Teófilo Otoni quer ampliar mercado de pedras preciosas
28/02/2012
Depois de uma década de enfraquecimento, o polo produtor e beneficiador de pedras preciosas de Teófilo Otoni, no Vale do Mucuri, busca se profissionalizar para reconquistar o mercado. Hoje 128 empresas da região atuam no ramo, porém, o caráter em parte ainda amador desses negócios impede um balanço sobre a movimentação do setor.
Segundo o secretário de indústria, comércio e turismo do município, Bruno Balarine, embora a formalização do segmento esteja em expansão, ainda é difícil mensurar a dimensão da atividade. Isso porque, entre outros fatores, muitas das companhias instaladas em Teófilo Otoni comercializam também pedras extraídas de outras localidades do país, o que dificulta o mapeamento. “A crise do setor passa por uma falta de identidade. Precisamos de um diagnóstico real para levantarmos o potencial da região”, diz.
Balarine conta que, nos próximos dois meses, será lançado um selo de origem do produto, o que deverá facilitar esse processo. A ideia será colocada em prática por meio do Laboratório Gemológico da Unidade de Inovação Tecnológica em Gemas e Joias, recém-inaugurado na cidade pela Universidade do Estado de Minas Gerais (Uemg).
O laboratório é uma reivindicação antiga do setor. A estrutura será responsável por fazer a identificação de gemas de cor e diamantes, emitir laudos técnicos e certificados. O trabalho deve intensificar a comercialização das pedras produzidas na cidade por meio da emissão dos documentos que atestam a autenticidade dos itens.

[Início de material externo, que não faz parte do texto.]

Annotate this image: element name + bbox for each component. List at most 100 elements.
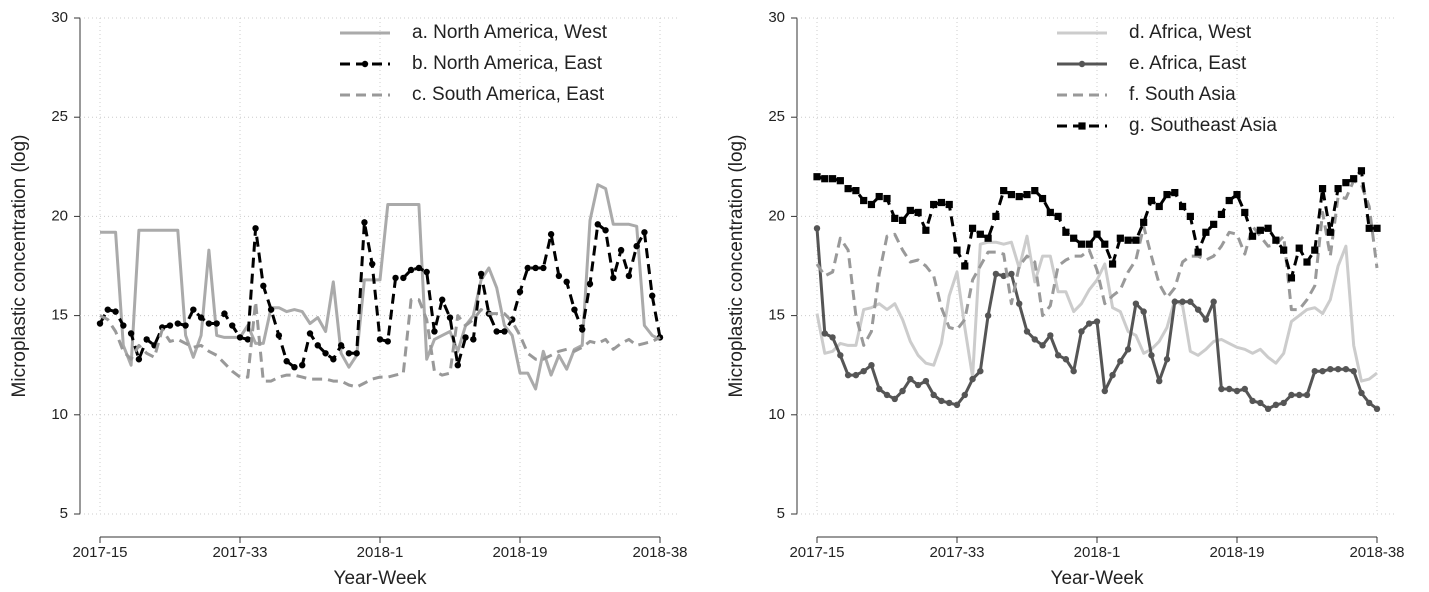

Ainda visando à profissionalização, a Uemg e o Serviço Nacional de Aprendizagem Industrial (Senai) já oferecem cursos específicos em Teófilo Otoni e a prefeitura lançou o Projeto Mais Precioso. Segundo Balarine, a iniciativa visa, entre outros objetivos, aprimorar o intercâmbio entre as cadeias envolvidas na exploração de pedras preciosas. “O garimpeiro muitas vezes não tem interação com o joalheiro que também está distante do importador e do exportador”, justifica.

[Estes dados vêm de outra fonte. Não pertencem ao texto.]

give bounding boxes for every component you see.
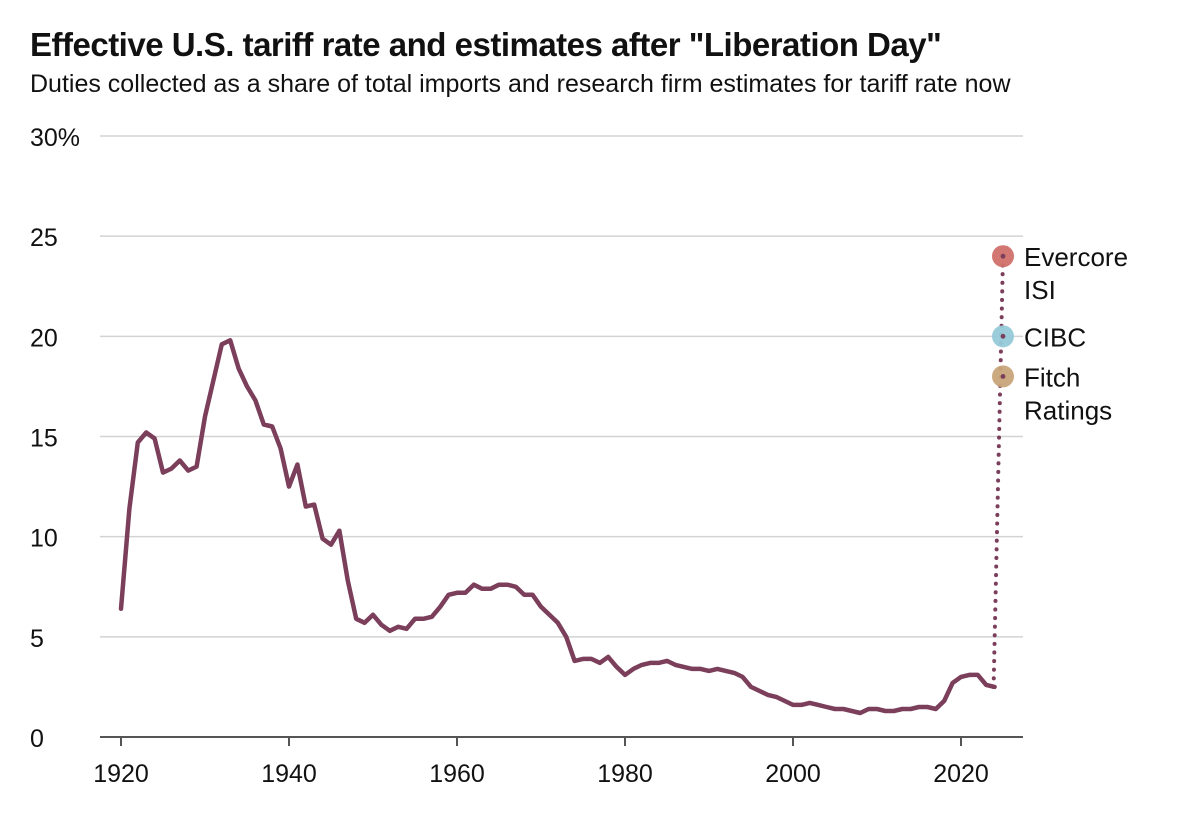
cibc-label: CIBC [1024,322,1086,352]
fitch-ratings-label: Fitch [1024,362,1080,392]
y-tick-label: 10 [30,525,58,553]
tariff-rate-series-line [118,338,997,716]
gridlines [100,135,1023,638]
chart-title: Effective U.S. tariff rate and estimates… [30,26,942,63]
fitch-ratings-label: Ratings [1024,395,1112,425]
y-tick-label: 20 [30,324,58,352]
y-tick-label: 30% [30,124,80,152]
y-axis-tick-labels: 0 5 10 15 20 25 30% [30,124,80,753]
cibc-connector-dot [1000,333,1006,339]
y-tick-label: 15 [30,425,58,453]
evercore-isi-connector-dot [1000,253,1006,259]
evercore-isi-label: Evercore [1024,242,1128,272]
chart-subtitle: Duties collected as a share of total imp… [30,70,1011,98]
x-tick-label: 1980 [597,760,653,788]
x-axis: 1920 1940 1960 1980 2000 2020 [93,736,1023,788]
x-tick-label: 2000 [765,760,821,788]
y-tick-label: 0 [30,725,44,753]
evercore-isi-label: ISI [1024,275,1056,305]
x-tick-label: 1920 [93,760,149,788]
fitch-ratings-connector-dot [1000,374,1006,379]
y-tick-label: 5 [30,625,44,653]
x-tick-label: 2020 [933,760,989,788]
y-tick-label: 25 [30,224,58,252]
x-tick-label: 1960 [429,760,485,788]
estimate-dotted-connector [991,254,1005,689]
series-layer [118,338,997,716]
x-tick-label: 1940 [261,760,317,788]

O Mais Precioso pretende também minimizar um dos gargalos para o crescimento do ramo: a falta de informação. O secretário diz que o excesso de burocracia que envolve a legislação mineral e ambiental é inacessível aos garimpeiros e trava a expansão dos negócios.
Apesar disso, a exploração de pedras preciosas já vive uma nova fase depois de um período de decadência, em virtude das dificuldades para extração, falta de mão de obra qualificada e amadorismo do setor. De acordo com Balarine, todas essas questões somadas a dificuldades na economia internacional reduziram a atividade no município, afetando, sobretudo, quem atua na informalidade.

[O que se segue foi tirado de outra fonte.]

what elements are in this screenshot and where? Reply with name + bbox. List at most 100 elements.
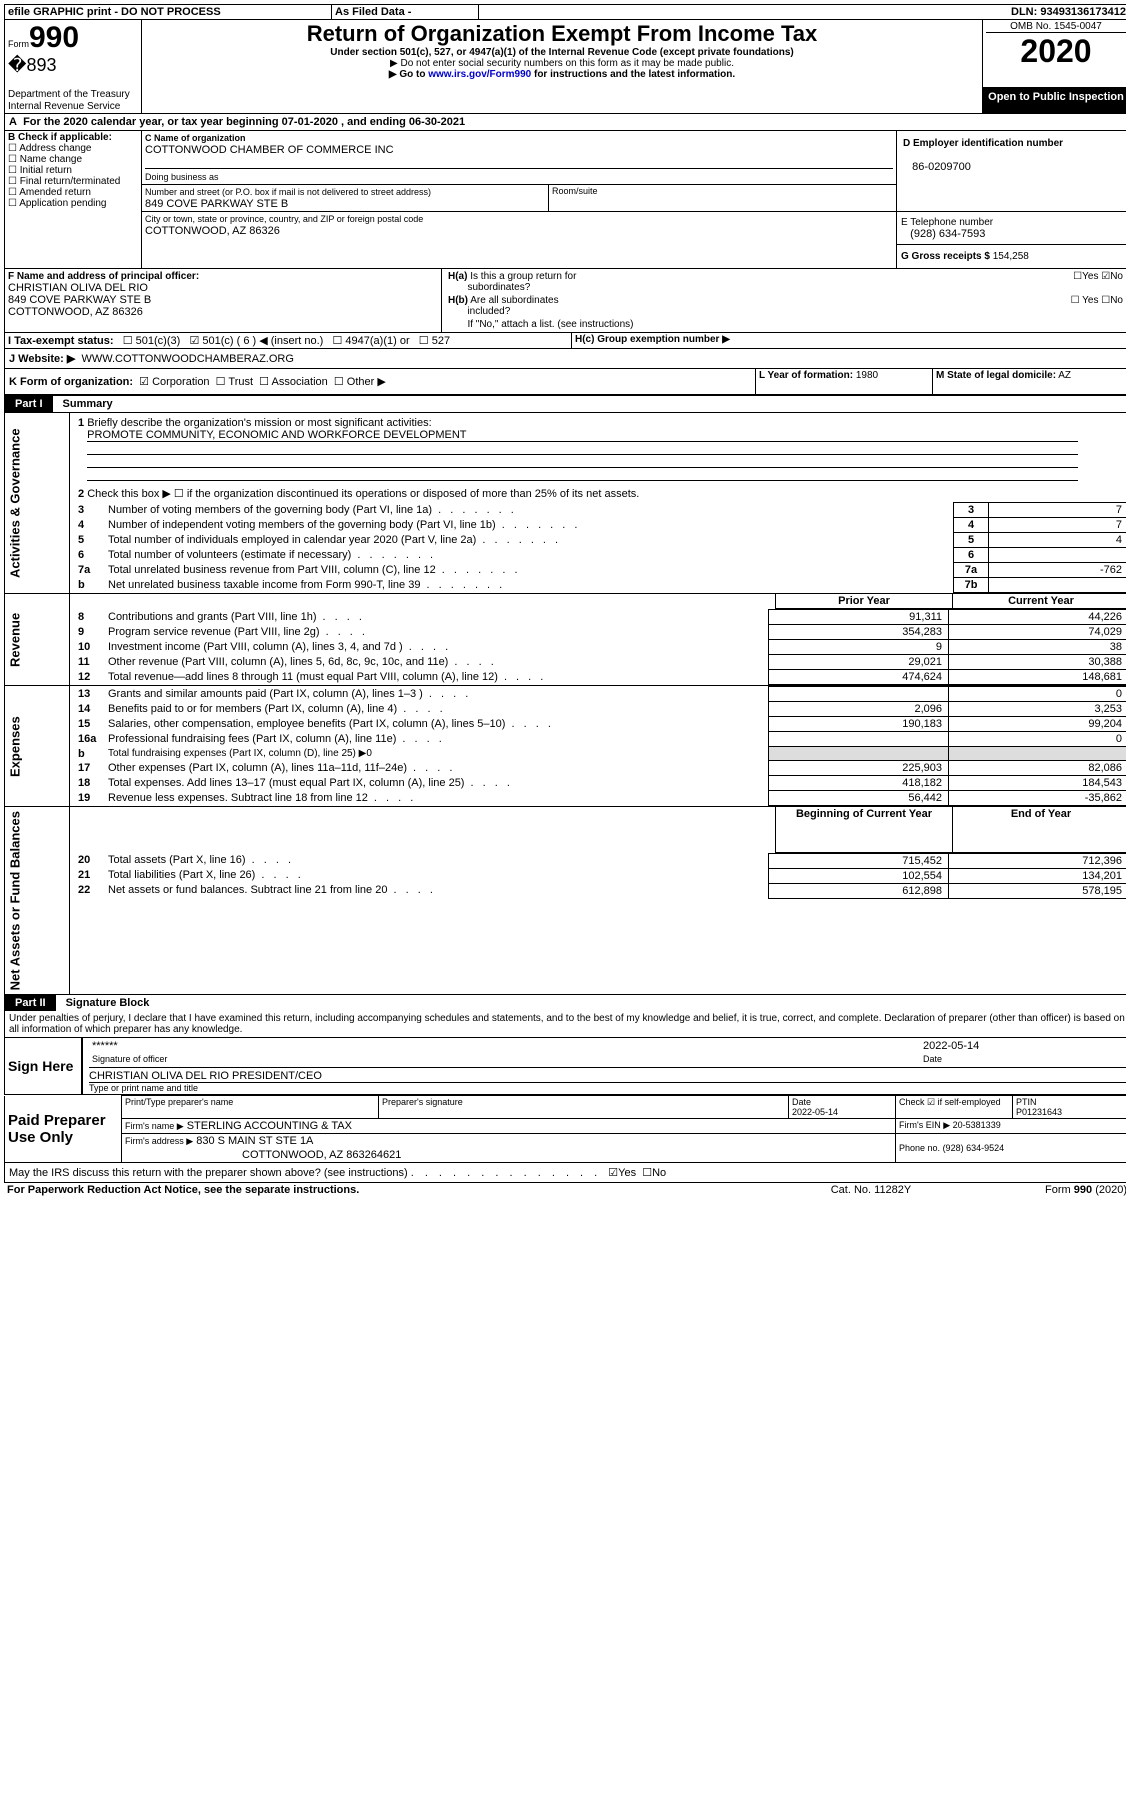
side-governance: Activities & Governance (5, 413, 70, 594)
officer-block: F Name and address of principal officer:… (4, 269, 1126, 333)
line1-label: Briefly describe the organization's miss… (87, 417, 431, 429)
sign-here-block: Sign Here ****** 2022-05-14 Signature of… (4, 1038, 1126, 1095)
entity-block: B Check if applicable: ☐ Address change … (4, 131, 1126, 269)
side-netassets: Net Assets or Fund Balances (5, 807, 70, 995)
asfiled-label: As Filed Data - (332, 5, 479, 20)
prior-year-header: Prior Year (776, 594, 953, 609)
form-number: 990 (29, 21, 79, 54)
gov-row: 6 Total number of volunteers (estimate i… (70, 548, 1126, 563)
data-row: 14 Benefits paid to or for members (Part… (70, 702, 1126, 717)
form-label: Form (8, 39, 29, 49)
end-year-header: End of Year (953, 807, 1126, 853)
omb-number: OMB No. 1545-0047 (986, 21, 1126, 33)
box-e: E Telephone number (928) 634-7593 (897, 212, 1126, 245)
data-row: 9 Program service revenue (Part VIII, li… (70, 625, 1126, 640)
open-inspection: Open to Public Inspection (983, 87, 1126, 114)
form-header: Form990 �893 Department of the Treasury … (4, 20, 1126, 114)
data-row: 20 Total assets (Part X, line 16) . . . … (70, 853, 1126, 868)
current-year-header: Current Year (953, 594, 1126, 609)
dept-treasury: Department of the Treasury (8, 89, 130, 100)
cat-no: Cat. No. 11282Y (768, 1183, 974, 1197)
signature-redacted: ****** (89, 1039, 920, 1053)
begin-year-header: Beginning of Current Year (776, 807, 953, 853)
box-g: G Gross receipts $ 154,258 (897, 245, 1126, 269)
website-url[interactable]: WWW.COTTONWOODCHAMBERAZ.ORG (81, 353, 293, 365)
city-label: City or town, state or province, country… (145, 214, 423, 224)
perjury-declaration: Under penalties of perjury, I declare th… (4, 1011, 1126, 1038)
form990-link[interactable]: www.irs.gov/Form990 (428, 69, 531, 80)
firm-city: COTTONWOOD, AZ 863264621 (122, 1148, 896, 1163)
line-k-label: K Form of organization: (9, 376, 133, 388)
firm-ein: 20-5381339 (953, 1120, 1001, 1130)
box-f: F Name and address of principal officer:… (5, 269, 442, 333)
efile-label: efile GRAPHIC print - DO NOT PROCESS (5, 5, 332, 20)
gov-row: b Net unrelated business taxable income … (70, 578, 1126, 593)
top-bar: efile GRAPHIC print - DO NOT PROCESS As … (4, 4, 1126, 20)
form-footer: Form 990 (2020) (974, 1183, 1126, 1197)
side-expenses: Expenses (5, 686, 70, 807)
data-row: 17 Other expenses (Part IX, column (A), … (70, 761, 1126, 776)
form-title: Return of Organization Exempt From Incom… (145, 21, 979, 47)
subtitle-3: ▶ Go to www.irs.gov/Form990 for instruct… (145, 69, 979, 80)
firm-name: STERLING ACCOUNTING & TAX (187, 1120, 352, 1132)
line-i-label: I Tax-exempt status: (8, 335, 114, 347)
pra-notice: For Paperwork Reduction Act Notice, see … (4, 1183, 768, 1197)
mission-text: PROMOTE COMMUNITY, ECONOMIC AND WORKFORC… (87, 429, 1078, 442)
part1-body: Activities & Governance 1 Briefly descri… (4, 412, 1126, 995)
data-row: 16a Professional fundraising fees (Part … (70, 732, 1126, 747)
dln: DLN: 93493136173412 (903, 5, 1126, 20)
org-city: COTTONWOOD, AZ 86326 (145, 225, 280, 237)
data-row: 8 Contributions and grants (Part VIII, l… (70, 610, 1126, 625)
klm-row: K Form of organization: ☑ Corporation ☐ … (4, 369, 1126, 395)
officer-name: CHRISTIAN OLIVA DEL RIO PRESIDENT/CEO (89, 1070, 322, 1082)
side-revenue: Revenue (5, 594, 70, 686)
tax-status-row: I Tax-exempt status: ☐ 501(c)(3) ☑ 501(c… (4, 333, 1126, 349)
data-row: 13 Grants and similar amounts paid (Part… (70, 687, 1126, 702)
addr-label: Number and street (or P.O. box if mail i… (145, 187, 431, 197)
year-formation: 1980 (856, 370, 878, 381)
line2-text: Check this box ▶ ☐ if the organization d… (87, 488, 639, 500)
org-name: COTTONWOOD CHAMBER OF COMMERCE INC (145, 144, 394, 156)
firm-phone: (928) 634-9524 (943, 1143, 1005, 1153)
data-row: 22 Net assets or fund balances. Subtract… (70, 883, 1126, 898)
ptin: P01231643 (1016, 1107, 1062, 1117)
data-row: 10 Investment income (Part VIII, column … (70, 640, 1126, 655)
paid-preparer-label: Paid Preparer Use Only (5, 1096, 122, 1163)
preparer-date: 2022-05-14 (792, 1107, 838, 1117)
gov-row: 3 Number of voting members of the govern… (70, 503, 1126, 518)
gov-row: 7a Total unrelated business revenue from… (70, 563, 1126, 578)
gov-row: 5 Total number of individuals employed i… (70, 533, 1126, 548)
gov-row: 4 Number of independent voting members o… (70, 518, 1126, 533)
part2-header: Part IISignature Block (4, 995, 1126, 1011)
sign-here-label: Sign Here (5, 1038, 83, 1095)
discuss-row: May the IRS discuss this return with the… (4, 1163, 1126, 1183)
self-employed-check: Check ☑ if self-employed (896, 1096, 1013, 1119)
box-d: D Employer identification number 86-0209… (897, 131, 1126, 212)
irs-label: Internal Revenue Service (8, 101, 120, 112)
data-row: 19 Revenue less expenses. Subtract line … (70, 791, 1126, 806)
data-row: 12 Total revenue—add lines 8 through 11 … (70, 670, 1126, 685)
data-row: b Total fundraising expenses (Part IX, c… (70, 747, 1126, 761)
footer: For Paperwork Reduction Act Notice, see … (4, 1183, 1126, 1197)
data-row: 18 Total expenses. Add lines 13–17 (must… (70, 776, 1126, 791)
box-h: H(a) Is this a group return for subordin… (442, 269, 1126, 333)
data-row: 11 Other revenue (Part VIII, column (A),… (70, 655, 1126, 670)
room-label: Room/suite (549, 185, 897, 212)
subtitle-2: ▶ Do not enter social security numbers o… (145, 58, 979, 69)
org-address: 849 COVE PARKWAY STE B (145, 198, 288, 210)
box-b: B Check if applicable: ☐ Address change … (5, 131, 142, 269)
paid-preparer-block: Paid Preparer Use Only Print/Type prepar… (4, 1095, 1126, 1163)
line-hc: H(c) Group exemption number ▶ (575, 334, 730, 345)
data-row: 15 Salaries, other compensation, employe… (70, 717, 1126, 732)
tax-year: 2020 (986, 33, 1126, 70)
data-row: 21 Total liabilities (Part X, line 26) .… (70, 868, 1126, 883)
firm-address: 830 S MAIN ST STE 1A (196, 1135, 313, 1147)
dba-label: Doing business as (145, 172, 219, 182)
signature-date: 2022-05-14 (920, 1039, 1126, 1053)
line-j: J Website: ▶ WWW.COTTONWOODCHAMBERAZ.ORG (4, 349, 1126, 369)
org-name-label: C Name of organization (145, 133, 246, 143)
subtitle-1: Under section 501(c), 527, or 4947(a)(1)… (145, 47, 979, 58)
part1-header: Part ISummary (4, 395, 1126, 412)
state-domicile: AZ (1058, 370, 1071, 381)
line-a: A For the 2020 calendar year, or tax yea… (4, 114, 1126, 131)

E, exatamente por isso, o secretário tira um saldo positivo dos anos turbulentos. Passada a má fase, o segmento está se refazendo de forma mais estruturada o que possibilita além da profissionalização, uma produção mais voltada para o valor agregado dos produtos.
A região de Teófilo Otoni dispõe de uma variedade grande de pedras preciosas e semi-preciosas, como topázio, topázio imperial, berilo, turmalina e ametista. O setor é impulsionado principalmente pelos mercados chinês e europeu que conforme o secretário, se complementam. Isso porque, enquanto a China é voltada para a produção de peças mais valiosas, a Europa investe em design e lança tendências que viram moda em todo o mundo. Atualmente 80 das 128 empresas instaladas em Teófilo Otoni, exportam sua produção diretamente.